Timothy habría leído unas veinte páginas, cuando de repente paró y levantó la vista.

– Hay un billete de autobús en la página 450. ¿Lo dejo en su sitio, tío?

– Sí, por favor -dijo Cornelius-. Lo puse ahí para acordarme de algo. -Hizo una pausa-. Perdona, pero me siento un poco cansado.

Timothy se levantó.

– Volveré pronto y terminaré las últimas páginas.

– No hace falta que te molestes. Ya me las arreglaré.

– Ah, pero creo que será mejor, tío, pues de lo contrario nunca averiguaré cuál de ellos llega a ser primer ministro.

La segunda remesa de cartas, que Frank Vintcent envió el viernes siguiente, provocó otra avalancha de llamadas telefónicas.
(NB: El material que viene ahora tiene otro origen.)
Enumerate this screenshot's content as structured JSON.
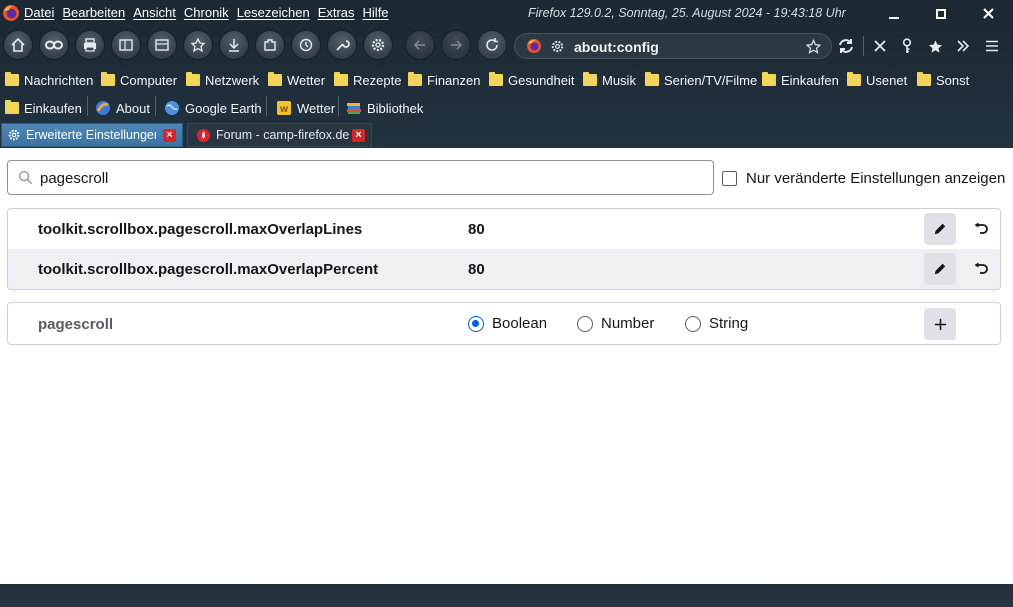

– No estoy segura de comprender bien lo que significa -dijo Margaret, en la primera comunicación con su hermano desde que había ido a verle dos semanas antes.
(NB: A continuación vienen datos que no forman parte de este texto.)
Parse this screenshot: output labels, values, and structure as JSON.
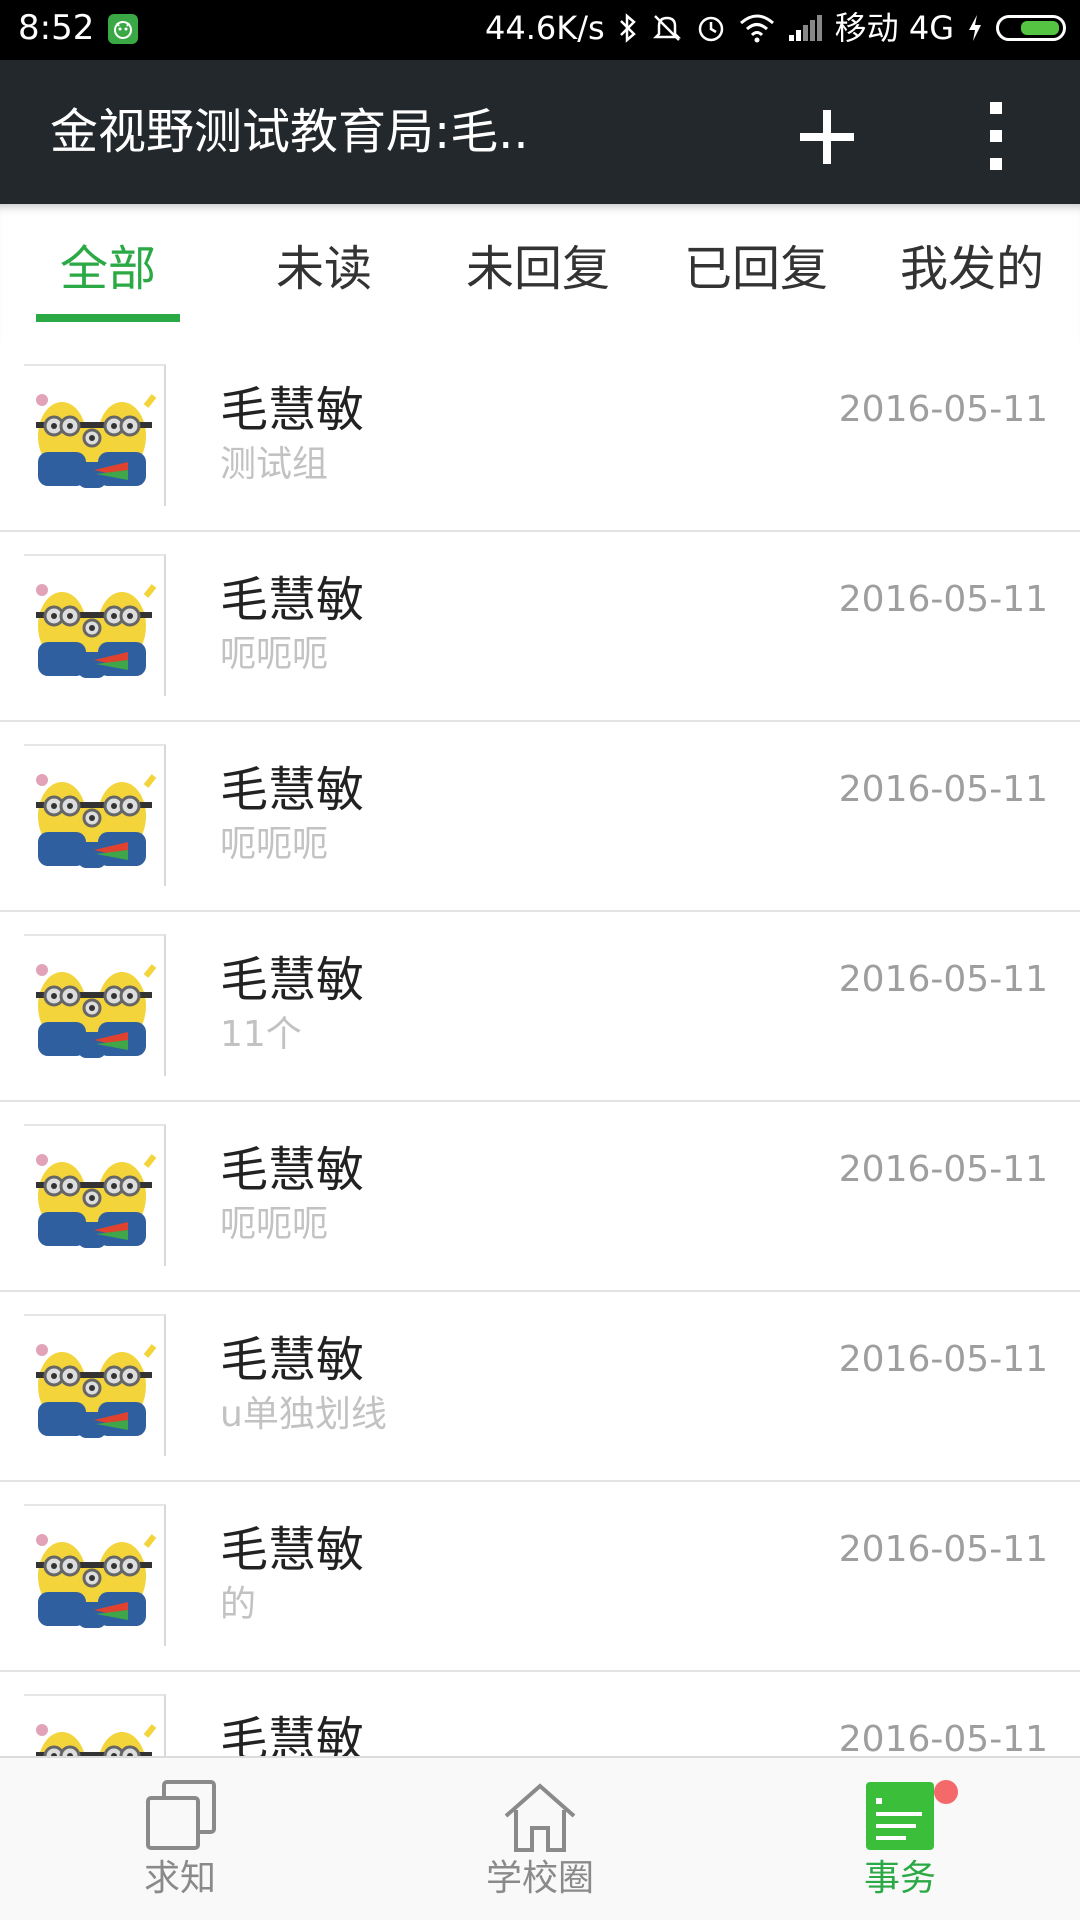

– Significa exactamente lo que dice, querida -dijo Cornelius con serenidad-. Todos mis bienes mundanos van a ser subastados, pero permitiré que todos aquellos a quienes considero cercanos y queridos elijan un objeto, por razones sentimentales o personales, que quieran conservar en el seno de la familia. Podrán pujar por ellos en la subasta del viernes que viene.

– Pero podríamos perder la puja y terminar sin nada -objetó Margaret.

– No, querida mía-dijo Cornelius, procurando no parecer exasperado-. La subasta pública se celebrará por la tarde. Las piezas seleccionadas se subastarán por la mañana, y solo estarán presentes la familia y los amigos íntimos. Las instrucciones no podrían ser más claras.

– ¿Podremos ver las piezas antes de que empiece la subasta?

– Sí, Margaret -dijo su hermano, como si estuviera hablando con un retrasado mental-. Tal como el señor Vintcent deja bien claro en su carta: «Exposición el martes, miércoles y jueves, de diez de la mañana a cuatro de la tarde, antes de la subasta que se celebrará el viernes a las once de la mañana».

– Pero ¿solo podemos elegir una pieza?

– Sí-repitió Cornelius-, es lo único que permitirá el demandante. No obstante, te complacerá saber que el retrato de Daniel, que tantas veces has alabado en el pasado, estará entre los objetos disponibles.

– Sí, me gusta -dijo Margaret. Vaciló un momento-. ¿Y el Turner también estará a la venta?

– Desde luego -confirmó Cornelius-. Me veo obligado a venderlo todo.

– ¿Tienes idea de lo que les apetece a Hugh y Elizabeth?

– No, pero si quieres averiguarlo, ¿por qué no se lo preguntas? -sugirió Cornelius, sabedor de que apenas se dirigían la palabra.

La segunda llamada se produjo tan solo instantes después de haber colgado a su hermana.

– Buenos días, Elizabeth -dijo Cornelius, tras reconocer la voz al instante-. Me alegro de oírte.

– Es sobre la carta que he recibido esta mañana.

– Sí, ya me lo imaginaba -dijo Cornelius.